Drinks group C&C said its operating profit before exceptionals for the six months to the end of August fell by 7.9% to €55.1m.
Its half yearly revenues were down 8.1% to €307m, while basic earnings per share rose by 0.7% to 13.8 cent.
C&C said the fall in the value of sterling after the Brexit vote had an adverse impact on reported revenues and operating profits of €24.4m and €2.8m respectively.
The company also said it was seeing some volatility in consumer behaviour across industry on economic uncertainty following the Brexit vote and the subsequent devaluation in sterling.
But the company said its operating profits stabilised in Ireland after a challenging full year 2016.
C&C's group chief executive Stephen Glancey said the business is capable of weathering the current challenges.
"Our confidence in the medium to long term outlook is based on the strength of our key brands, our business model and leading positions in Ireland and Scotland - where fundamentals remain strong," Mr Glancey said.
He also said the company had a growing export business, a broadening portfolio of premium and speciality beers and cider as well as the right partner for its US brands.

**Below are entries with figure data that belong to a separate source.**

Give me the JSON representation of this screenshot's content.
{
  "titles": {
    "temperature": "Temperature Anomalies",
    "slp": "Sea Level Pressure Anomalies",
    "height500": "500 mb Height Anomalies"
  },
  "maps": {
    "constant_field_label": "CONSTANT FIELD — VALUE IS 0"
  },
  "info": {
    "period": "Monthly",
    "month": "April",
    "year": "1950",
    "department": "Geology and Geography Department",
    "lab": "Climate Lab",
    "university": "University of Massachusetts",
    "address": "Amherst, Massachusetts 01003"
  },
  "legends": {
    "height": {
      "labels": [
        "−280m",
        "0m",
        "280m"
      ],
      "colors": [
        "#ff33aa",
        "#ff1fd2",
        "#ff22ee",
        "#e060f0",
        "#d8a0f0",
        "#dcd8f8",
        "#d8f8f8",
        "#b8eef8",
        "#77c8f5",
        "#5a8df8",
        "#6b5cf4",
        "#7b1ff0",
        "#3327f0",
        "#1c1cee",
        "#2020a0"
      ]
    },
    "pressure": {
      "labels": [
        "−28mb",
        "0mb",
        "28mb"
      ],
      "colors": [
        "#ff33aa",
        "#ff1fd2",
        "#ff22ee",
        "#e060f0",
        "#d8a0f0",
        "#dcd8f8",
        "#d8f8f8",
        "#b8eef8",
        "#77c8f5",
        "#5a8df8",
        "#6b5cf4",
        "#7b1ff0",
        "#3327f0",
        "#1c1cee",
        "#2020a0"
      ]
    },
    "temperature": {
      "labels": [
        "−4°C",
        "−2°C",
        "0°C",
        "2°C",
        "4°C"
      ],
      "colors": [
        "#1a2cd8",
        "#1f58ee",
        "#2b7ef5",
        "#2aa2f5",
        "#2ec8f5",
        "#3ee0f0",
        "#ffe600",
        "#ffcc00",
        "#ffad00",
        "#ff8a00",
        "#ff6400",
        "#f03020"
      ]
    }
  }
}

In its results statement, C&C said that volumes of its Bulmer cider brand rose by 6%, supported by category growth and commercial initiatives. Tennent's volumes were up 2% in the Scottish market as it continued to regain market share.
It also noted that volumes of its Magners cider brand rose by 11%, while its Magners Original apple brand now makes up 84% of total brand volumes.
During the six month period, its export markets saw 10% volume growth.
It also reported 24% volume growth across its portfolio of premium and speciality beers and ciders - including Clonmel 1650, Heverlee, Menabrea, Drygate and Chaplin and Cork's.
Shares in the company closed 2.5% lower in Dublin trade today.